Compounding the regulatory pressure, Johnson Fistel, PLLP, a shareholder-rights law firm, announced an investigation into Elevance and its executives for potential violations of federal securities laws. The firm is examining whether the company adequately disclosed risks related to its compliance practices and the financial implications of the CMS sanctions. Such investigations often erode investor confidence, as they highlight governance risks and potential legal liabilities. Elevance’s stock has already faced downward pressure, with analysts noting that the firm’s market share in MA could shrink if enrollment restrictions persist.

The CMS sanctions also raise broader financial concerns. Elevance’s MA segment is a critical revenue driver, and the suspension of enrollment could accelerate member attrition. While the company reported a 14% membership decline in 2026 through strategic exits from unprofitable markets, the new sanctions threaten to exacerbate losses. Analysts at Leerink estimate that reputational damage from regulatory scrutiny could further deter brokers and agents from promoting Elevance’s plans, complicating future growth. Additionally, the company faces potential clawbacks for overpayments tied to unsupported diagnosis codes, which could strain cash flow.

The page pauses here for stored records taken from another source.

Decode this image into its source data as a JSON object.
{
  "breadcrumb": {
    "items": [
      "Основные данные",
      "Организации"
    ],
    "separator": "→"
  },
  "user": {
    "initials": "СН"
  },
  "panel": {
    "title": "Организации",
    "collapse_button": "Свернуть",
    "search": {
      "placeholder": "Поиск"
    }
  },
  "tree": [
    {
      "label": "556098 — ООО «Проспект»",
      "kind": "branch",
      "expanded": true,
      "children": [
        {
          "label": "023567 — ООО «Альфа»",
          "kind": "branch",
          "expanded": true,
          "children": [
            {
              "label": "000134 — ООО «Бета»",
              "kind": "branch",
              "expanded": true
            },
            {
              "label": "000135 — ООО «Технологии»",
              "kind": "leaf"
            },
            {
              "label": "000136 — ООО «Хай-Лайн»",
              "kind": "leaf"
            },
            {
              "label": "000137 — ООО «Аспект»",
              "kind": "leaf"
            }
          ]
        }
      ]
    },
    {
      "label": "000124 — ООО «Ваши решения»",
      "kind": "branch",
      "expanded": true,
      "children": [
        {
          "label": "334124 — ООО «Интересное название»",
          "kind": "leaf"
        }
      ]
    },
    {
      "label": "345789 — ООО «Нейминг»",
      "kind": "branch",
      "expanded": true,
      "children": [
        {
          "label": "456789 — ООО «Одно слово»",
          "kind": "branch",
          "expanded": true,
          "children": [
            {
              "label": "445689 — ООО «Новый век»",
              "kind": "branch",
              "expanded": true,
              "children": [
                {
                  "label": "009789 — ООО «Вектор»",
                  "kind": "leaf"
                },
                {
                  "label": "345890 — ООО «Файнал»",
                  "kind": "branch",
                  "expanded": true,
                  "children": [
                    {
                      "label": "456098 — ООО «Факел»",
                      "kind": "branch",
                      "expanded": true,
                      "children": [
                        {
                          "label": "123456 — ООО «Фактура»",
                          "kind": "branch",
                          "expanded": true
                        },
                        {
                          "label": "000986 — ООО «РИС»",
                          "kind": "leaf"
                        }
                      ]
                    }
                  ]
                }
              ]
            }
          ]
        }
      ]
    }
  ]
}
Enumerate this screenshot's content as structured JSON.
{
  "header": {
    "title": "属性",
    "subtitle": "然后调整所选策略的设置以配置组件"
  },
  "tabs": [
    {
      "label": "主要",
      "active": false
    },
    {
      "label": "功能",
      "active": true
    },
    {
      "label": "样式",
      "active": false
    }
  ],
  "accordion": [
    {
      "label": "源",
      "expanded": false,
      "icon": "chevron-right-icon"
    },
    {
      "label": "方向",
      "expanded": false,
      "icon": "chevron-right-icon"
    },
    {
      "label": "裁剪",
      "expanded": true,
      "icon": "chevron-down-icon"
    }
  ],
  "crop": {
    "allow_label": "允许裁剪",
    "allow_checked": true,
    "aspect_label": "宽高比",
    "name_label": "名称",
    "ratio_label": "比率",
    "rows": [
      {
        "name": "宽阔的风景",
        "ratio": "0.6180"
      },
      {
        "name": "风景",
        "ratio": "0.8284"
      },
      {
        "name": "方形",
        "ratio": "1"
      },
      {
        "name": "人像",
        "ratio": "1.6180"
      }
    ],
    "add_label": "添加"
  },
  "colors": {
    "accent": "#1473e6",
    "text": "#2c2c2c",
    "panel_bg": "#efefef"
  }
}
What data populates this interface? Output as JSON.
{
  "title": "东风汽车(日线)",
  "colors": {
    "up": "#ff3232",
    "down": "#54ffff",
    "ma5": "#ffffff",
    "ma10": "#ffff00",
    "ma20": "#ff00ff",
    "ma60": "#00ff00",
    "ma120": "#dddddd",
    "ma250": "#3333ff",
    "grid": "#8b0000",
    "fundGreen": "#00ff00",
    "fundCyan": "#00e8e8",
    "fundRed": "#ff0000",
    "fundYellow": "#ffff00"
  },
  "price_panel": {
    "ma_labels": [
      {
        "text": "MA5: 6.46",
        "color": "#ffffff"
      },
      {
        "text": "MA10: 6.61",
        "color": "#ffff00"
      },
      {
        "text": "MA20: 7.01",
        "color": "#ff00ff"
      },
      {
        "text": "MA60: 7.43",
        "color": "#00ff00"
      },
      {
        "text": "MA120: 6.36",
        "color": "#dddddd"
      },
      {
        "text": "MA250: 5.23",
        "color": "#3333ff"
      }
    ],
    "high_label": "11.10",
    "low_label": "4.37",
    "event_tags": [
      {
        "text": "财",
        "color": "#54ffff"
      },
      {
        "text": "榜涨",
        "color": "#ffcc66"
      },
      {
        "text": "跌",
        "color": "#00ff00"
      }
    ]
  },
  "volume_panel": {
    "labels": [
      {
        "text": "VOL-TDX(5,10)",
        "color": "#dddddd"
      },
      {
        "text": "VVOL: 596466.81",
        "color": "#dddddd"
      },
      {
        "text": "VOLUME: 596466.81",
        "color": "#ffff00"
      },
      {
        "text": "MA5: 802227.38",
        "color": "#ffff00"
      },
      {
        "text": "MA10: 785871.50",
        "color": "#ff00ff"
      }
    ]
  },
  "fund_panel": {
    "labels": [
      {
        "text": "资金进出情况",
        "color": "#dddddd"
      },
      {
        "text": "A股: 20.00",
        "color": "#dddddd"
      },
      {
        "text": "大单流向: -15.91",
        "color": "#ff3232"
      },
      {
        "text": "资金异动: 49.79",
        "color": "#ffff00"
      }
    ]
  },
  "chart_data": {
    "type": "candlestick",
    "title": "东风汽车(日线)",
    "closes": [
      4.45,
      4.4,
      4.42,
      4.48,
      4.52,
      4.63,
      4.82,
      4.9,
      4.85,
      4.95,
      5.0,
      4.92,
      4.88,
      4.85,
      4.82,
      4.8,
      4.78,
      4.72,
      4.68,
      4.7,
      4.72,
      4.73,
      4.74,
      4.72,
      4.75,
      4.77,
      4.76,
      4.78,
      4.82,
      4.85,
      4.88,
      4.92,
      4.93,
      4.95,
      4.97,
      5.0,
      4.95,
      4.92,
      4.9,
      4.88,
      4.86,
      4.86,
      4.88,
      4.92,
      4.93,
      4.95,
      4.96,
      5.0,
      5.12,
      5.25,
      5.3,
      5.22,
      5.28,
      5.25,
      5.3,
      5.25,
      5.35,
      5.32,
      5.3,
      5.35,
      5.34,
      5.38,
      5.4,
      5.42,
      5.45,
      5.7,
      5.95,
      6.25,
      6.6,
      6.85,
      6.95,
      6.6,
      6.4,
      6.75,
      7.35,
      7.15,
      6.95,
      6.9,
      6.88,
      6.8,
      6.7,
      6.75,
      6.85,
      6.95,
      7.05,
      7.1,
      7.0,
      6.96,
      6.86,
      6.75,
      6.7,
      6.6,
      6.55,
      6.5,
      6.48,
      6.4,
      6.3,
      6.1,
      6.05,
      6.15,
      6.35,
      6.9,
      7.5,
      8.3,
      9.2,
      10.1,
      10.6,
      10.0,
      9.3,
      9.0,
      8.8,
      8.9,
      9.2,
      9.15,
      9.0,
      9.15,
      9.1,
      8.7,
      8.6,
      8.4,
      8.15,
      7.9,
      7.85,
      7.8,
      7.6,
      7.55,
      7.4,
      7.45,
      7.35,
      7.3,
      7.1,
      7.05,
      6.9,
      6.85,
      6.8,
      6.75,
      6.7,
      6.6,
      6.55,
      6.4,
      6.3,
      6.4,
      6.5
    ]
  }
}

Elevance’s response to the crisis has been mixed. The firm stated it is working with CMS to address concerns, emphasizing that it revised its data submission practices in April 2023 following regulatory guidance. However, CMS noted ongoing noncompliance as recently as October 2025, casting doubt on the effectiveness of these changes. The firm also requested that CMS waive clawbacks for unsupported diagnosis codes—a move the regulator deemed contrary to federal rules. This tension underscores the regulatory challenges Elevance faces in maintaining its MA operations, with the judge’s decision on whether to allow the sanctions to take effect scheduled for March 31, 2026.

The stock’s decline also reflects broader market sentiment. While Elevance’s CarelonRx and Carelon Services segments remain relatively stable, the healthcare sector is under scrutiny for risk adjustment practices. The Biden administration’s reforms to MA risk scoring have already pressured insurers like UnitedHealth Group, and the Trump administration’s proposed safeguards suggest a continued regulatory focus. Elevance’s struggles highlight the fragility of MA business models reliant on accurate data reporting, with investors increasingly wary of compliance risks.

In summary, Elevance’s stock performance is driven by a confluence of regulatory penalties, legal investigations, and operational vulnerabilities. The CMS sanctions and securities probe have directly impacted investor confidence, while long-term concerns about MA profitability and governance practices persist. The company’s ability to resolve these issues before March 31 will likely determine the trajectory of its stock, with further declines possible if the sanctions are enforced or legal proceedings escalate.